Up to 95% of the GABAergic medium spiny neurons that project to the globus pallidus and the substantia nigra are lost, whereas large cholinergic interneurons are selectively spared. Loss of the medium spiny neurons may be due to excessive stimulation of excitatory amino acid receptors, especially N-methyl-D-aspartate (NMDA) receptors. Although dopamine, glutamate, and γ-aminobutyric acid (GABA) are thought to be most affected in HD and have been targets for therapy, multiple neurotransmitters and their receptors are involved. Cannabinoid and adenosine A2a receptor binding in the striatum and globus pallidus externa are affected early. There is typically loss of dopamine D1 receptors in the striatum as well as cannabinoid and D1 receptors in the substantia nigra as the disease progresses. Loss of substance P/dynorphin neurons occurs in the late stages and correlates clinically with dystonia.

The extrapyramidal movement disorder is the defining feature of HD and is characterized by both involuntary movements (chorea, dystonia) and impairment in voluntary movements (eye movements, gait, swallowing). The Unified Huntington’s Disease Rating Scale includes a 124-point assessment of the motor signs of HD including eye movements (reduced saccades and breakdown of smooth pursuit), fine motor coordination, chorea, dystonia, and gait and balance (Video 82.1). Chorea, derived from the Greek word “dance,” is an involuntary movement that is brief but not as lightening-like as myoclonus. These random movements may be present in the limbs, face, or trunk (see Video 82.1). They are exacerbated with stress and are thought to disappear during sleep.

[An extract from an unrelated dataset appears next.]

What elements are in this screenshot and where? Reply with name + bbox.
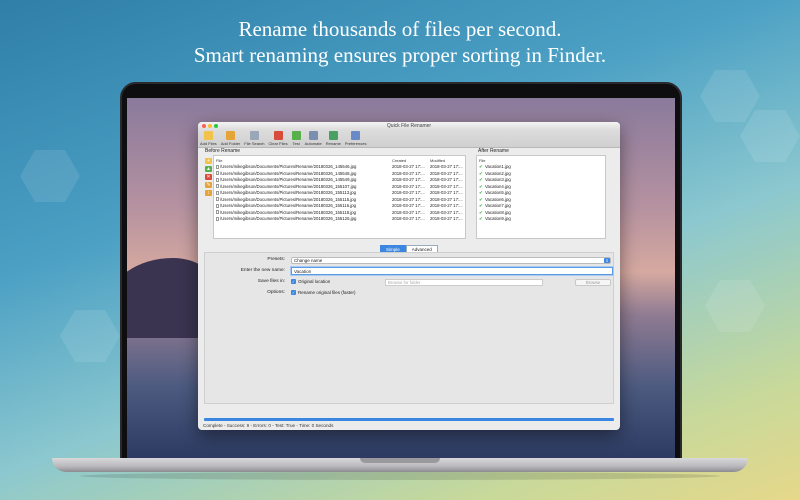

Chorea tends to be present in the early symptomatic phase, peak mid disease, and decline or disappear in the late phase of the disease. In contrast, bradykinesia, dystonia, and rigidity increase, particularly during the late stages of the disease, and affect voluntary movements. Most individuals need some assistance with walking, for example, assistive devices, approximately 7 years from onset of motor signs. Falls and choking are frequent mid- to late-stage events that may be life threatening. In addition to chorea, other motor features include motor impersistence. Examples include the inability to maintain tongue protrusion for 10 seconds or to maintain voluntary contraction while gripping, colloquially known as milkmaid grip. Impairments in fine motor activity that may include slowing and irregularity can be measured clinically or with quantitative motor assessment including speed of finger tapping and paced tapping. Variability of the inter tap interval or the pace of walking are among the earliest detectable signs of motor impairment, at a time when impairment is not detectable on neurologic examination or recognized by the individual. The earlier the disease onset, the less likely there will be chorea. Children presenting with HD present with an akinetic rigid form of the disease. Stiffness in the legs may also be accompanied by scissoring of gait, bradykinesia, and clumsiness. Seizures occur in 25% of juvenile HD cases.